WASHINGTON, D.C. — Thomas Briant, executive director of the National Association of Tobacco Outlets (NATO), issued the association’s response to the recently passed federal spending bill that gives the Food and Drug Administration (FDA) the authority to regulate synthetic nicotine.
The bill, signed by President Joe Biden on March 15, amends the definition of the term “tobacco product” under the Family Smoking Prevention and Tobacco Control Act to define a tobacco product as “any product made or derived from tobacco or containing nicotine from any source, that is intended for human consumption.” The move closes a loophole that allowed some vapor companies to remain on the market despite the FDA's focus on removing flavored electronic cigarettes and vapor cartridges in early 2020.
In an email to Convenience Store News, Briant provided details about the recently enacted federal law.

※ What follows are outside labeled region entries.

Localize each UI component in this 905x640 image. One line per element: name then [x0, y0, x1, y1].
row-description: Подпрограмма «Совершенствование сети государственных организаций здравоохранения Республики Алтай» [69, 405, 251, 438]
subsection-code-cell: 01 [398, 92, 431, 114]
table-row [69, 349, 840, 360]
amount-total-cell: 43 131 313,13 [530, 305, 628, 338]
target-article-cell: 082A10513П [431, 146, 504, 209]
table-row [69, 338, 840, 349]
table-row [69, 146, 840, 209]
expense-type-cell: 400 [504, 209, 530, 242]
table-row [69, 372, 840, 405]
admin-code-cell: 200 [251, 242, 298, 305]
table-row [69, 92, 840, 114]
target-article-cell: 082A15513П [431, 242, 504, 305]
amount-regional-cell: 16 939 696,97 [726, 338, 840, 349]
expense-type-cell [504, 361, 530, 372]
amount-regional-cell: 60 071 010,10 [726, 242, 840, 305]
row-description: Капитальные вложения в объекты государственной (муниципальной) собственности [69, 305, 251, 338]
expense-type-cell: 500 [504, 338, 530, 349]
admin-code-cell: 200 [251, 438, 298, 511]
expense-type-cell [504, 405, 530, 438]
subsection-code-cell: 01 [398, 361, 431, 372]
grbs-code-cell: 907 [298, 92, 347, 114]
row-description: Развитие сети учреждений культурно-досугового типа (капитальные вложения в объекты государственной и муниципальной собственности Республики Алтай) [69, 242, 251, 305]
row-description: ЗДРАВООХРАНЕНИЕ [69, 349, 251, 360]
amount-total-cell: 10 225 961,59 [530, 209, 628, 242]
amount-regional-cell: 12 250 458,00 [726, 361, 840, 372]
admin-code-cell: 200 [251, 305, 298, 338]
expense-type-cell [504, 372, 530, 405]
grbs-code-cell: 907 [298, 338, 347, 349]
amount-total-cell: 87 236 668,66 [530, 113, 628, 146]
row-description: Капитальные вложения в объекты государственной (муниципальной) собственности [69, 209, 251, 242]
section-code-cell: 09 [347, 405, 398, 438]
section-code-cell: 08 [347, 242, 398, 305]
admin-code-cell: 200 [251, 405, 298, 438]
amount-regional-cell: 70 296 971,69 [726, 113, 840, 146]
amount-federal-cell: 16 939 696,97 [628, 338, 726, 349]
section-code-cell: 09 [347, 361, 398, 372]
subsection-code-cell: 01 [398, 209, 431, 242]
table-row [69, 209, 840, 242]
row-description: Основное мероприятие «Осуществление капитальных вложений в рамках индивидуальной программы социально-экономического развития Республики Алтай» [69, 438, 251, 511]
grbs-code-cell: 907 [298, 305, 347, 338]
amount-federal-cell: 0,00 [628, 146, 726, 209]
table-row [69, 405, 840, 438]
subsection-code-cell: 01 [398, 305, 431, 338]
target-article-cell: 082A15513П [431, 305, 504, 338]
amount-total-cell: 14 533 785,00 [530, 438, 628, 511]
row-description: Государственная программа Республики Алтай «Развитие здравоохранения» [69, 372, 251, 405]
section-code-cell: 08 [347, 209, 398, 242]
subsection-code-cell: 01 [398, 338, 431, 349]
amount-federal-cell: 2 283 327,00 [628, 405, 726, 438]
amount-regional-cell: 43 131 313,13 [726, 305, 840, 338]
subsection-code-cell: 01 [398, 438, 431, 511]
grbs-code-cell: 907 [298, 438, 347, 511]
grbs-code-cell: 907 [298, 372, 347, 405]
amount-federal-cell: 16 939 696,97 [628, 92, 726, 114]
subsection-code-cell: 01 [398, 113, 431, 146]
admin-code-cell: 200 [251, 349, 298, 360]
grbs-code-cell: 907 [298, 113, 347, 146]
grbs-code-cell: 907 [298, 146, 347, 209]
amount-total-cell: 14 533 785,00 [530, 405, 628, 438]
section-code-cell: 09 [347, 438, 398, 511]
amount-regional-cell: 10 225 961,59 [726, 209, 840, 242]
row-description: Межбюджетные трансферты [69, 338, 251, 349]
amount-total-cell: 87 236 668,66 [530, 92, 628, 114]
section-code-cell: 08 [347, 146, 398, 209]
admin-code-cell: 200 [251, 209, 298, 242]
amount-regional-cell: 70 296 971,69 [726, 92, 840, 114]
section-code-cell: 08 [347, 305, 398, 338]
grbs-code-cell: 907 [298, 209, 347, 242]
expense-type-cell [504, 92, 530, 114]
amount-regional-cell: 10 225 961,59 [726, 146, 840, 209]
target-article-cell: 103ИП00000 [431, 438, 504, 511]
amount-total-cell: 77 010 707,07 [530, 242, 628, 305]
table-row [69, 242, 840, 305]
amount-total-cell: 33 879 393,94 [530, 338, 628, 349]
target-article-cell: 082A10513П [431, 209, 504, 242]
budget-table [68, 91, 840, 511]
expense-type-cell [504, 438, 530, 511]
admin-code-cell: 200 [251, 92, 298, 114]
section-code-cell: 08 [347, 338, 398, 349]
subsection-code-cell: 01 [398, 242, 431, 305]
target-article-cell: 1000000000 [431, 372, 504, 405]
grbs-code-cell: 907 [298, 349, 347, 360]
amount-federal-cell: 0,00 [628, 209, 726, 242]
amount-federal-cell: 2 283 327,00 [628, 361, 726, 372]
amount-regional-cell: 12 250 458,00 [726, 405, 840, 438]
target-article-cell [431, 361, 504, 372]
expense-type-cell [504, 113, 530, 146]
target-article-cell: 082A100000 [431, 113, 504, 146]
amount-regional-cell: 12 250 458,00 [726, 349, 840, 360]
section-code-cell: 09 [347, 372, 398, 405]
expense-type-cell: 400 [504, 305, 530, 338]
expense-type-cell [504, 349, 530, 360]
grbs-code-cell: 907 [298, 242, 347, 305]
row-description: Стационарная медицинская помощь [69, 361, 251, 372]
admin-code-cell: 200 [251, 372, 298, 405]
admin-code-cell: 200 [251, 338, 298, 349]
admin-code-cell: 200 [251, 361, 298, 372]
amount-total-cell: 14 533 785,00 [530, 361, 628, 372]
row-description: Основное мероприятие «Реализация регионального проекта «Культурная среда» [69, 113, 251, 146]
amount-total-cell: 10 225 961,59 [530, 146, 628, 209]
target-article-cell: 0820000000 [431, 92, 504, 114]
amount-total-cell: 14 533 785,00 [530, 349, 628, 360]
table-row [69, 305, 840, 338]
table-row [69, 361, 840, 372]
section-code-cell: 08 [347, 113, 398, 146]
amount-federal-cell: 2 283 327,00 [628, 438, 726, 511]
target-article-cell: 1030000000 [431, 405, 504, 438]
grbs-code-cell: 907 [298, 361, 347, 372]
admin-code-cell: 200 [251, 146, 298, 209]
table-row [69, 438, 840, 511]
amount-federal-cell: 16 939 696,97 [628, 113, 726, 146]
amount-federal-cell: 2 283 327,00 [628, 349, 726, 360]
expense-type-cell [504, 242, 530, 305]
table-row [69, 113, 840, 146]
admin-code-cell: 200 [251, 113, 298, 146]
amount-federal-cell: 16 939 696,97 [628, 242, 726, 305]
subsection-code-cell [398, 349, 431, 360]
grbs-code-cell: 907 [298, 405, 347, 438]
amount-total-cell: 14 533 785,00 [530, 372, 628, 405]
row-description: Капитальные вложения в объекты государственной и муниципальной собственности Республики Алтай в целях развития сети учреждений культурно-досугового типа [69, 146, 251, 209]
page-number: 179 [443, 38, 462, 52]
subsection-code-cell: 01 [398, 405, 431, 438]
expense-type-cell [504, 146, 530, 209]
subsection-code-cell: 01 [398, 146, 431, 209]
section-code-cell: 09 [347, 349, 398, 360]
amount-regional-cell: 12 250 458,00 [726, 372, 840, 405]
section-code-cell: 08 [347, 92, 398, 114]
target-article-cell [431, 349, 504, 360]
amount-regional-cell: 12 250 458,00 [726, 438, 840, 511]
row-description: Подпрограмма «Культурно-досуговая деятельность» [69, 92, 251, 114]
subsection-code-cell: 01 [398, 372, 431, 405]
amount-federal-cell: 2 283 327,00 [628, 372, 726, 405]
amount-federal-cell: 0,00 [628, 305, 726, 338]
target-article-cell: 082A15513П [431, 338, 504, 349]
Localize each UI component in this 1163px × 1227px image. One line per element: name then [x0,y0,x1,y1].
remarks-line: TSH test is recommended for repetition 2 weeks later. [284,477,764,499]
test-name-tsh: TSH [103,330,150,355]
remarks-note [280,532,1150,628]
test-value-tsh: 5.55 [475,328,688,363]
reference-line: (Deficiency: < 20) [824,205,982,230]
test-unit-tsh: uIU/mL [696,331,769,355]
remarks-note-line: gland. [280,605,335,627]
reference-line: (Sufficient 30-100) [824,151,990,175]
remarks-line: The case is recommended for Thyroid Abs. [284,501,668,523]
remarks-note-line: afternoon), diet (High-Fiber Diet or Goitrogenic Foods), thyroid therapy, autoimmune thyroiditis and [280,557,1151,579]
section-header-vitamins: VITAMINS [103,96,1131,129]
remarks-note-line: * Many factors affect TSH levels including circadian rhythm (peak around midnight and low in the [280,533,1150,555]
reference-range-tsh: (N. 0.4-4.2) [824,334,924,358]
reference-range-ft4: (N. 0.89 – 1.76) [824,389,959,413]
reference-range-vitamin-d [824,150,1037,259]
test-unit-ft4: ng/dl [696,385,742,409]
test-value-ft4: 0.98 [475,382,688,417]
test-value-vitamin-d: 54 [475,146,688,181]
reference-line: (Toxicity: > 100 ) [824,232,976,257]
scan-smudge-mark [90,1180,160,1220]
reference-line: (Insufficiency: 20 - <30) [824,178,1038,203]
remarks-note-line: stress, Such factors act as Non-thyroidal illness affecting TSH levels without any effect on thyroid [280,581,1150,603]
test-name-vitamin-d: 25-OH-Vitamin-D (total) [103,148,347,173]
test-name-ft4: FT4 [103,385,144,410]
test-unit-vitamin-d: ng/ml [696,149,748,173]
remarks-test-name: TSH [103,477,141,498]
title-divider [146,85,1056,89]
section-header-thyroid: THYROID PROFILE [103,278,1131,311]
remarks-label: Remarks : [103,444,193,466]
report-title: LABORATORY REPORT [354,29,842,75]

Specifically, he laid out what retailers and wholesalers need to do now in order to avoid selling tobacco products that contain synthetic nicotine and are not authorized by the FDA to be sold in the marketplace.
Synthetic nicotine products significantly expanded their presence in the U.S. market over just the past year or two. Products that may incorporate synthetic nicotine include not only electronic vaping products, but also some modern oral nicotine products such as pouches, gum, mints, lozenges, and other nicotine delivery systems.
With the new law going into effect, what happens now?
According to Briant, the new law empowers the FDA to regulate the entire nicotine category, and will create parity by requiring synthetic nicotine product manufacturers to submit Premarket Tobacco Product Applications (PMTAs) or remove their products from the market.
Specifically, manufacturers must submit a PMTA for each synthetic nicotine product SKU by May 14, 2022, or take the product off the market by this date. In FDA terms, these illegal products become “misbranded and adulterated” if a PMTA is not submitted, Briant explained.
If a PMTA is filed by May 14, but the FDA does not issue an order authorizing the sale of that product by July 13, 2022, then the manufacturer must immediately remove the product from the market unless the FDA states differently.
The law also prohibits companies that previously received a PMTA denial order for an equivalent tobacco-derived nicotine vapor product from keeping their synthetic nicotine version of that product on the market after May 14 while the FDA reviews any applicable PMTA.
“As a result of this new law, the regulatory status of synthetic nicotine products is now clear, as are the next steps for the product manufacturers and the FDA,” Briant stated. “The focus now turns to U.S. tobacco and nicotine retailers and distributors, who will have a responsibility for ensuring that illicit synthetic nicotine products are not offered for sale to U.S. consumers.”
This means that retailers and wholesalers need to contact their manufacturers very soon to determine whether they will submit a PMTA to the FDA by the May 14th deadline.
Retailers and wholesalers place themselves at risk of FDA enforcement actions and penalties if they continue to sell a synthetic nicotine product that does not have a PMTA filed by May 14, or if they continue to sell a synthetic nicotine product that the FDA does not issue a PMTA authorization order for by July 13, according to Briant.
Generally, the FDA does not grant a “sell-through” period if a manufacturer does not file a PMTA by the filing deadline, or if the agency issues a PMTA marketing denial order disapproving the PMTA application. This means retailers and wholesalers would not have additional time to sell tobacco products with synthetic nicotine from their inventories.
NATO, the National Association of Tobacco Outlets, is a national trade association organized to enhance the common business interests of all tobacco retailers and to monitor and assist members in responding to tobacco-related legislation on the local, state and federal levels.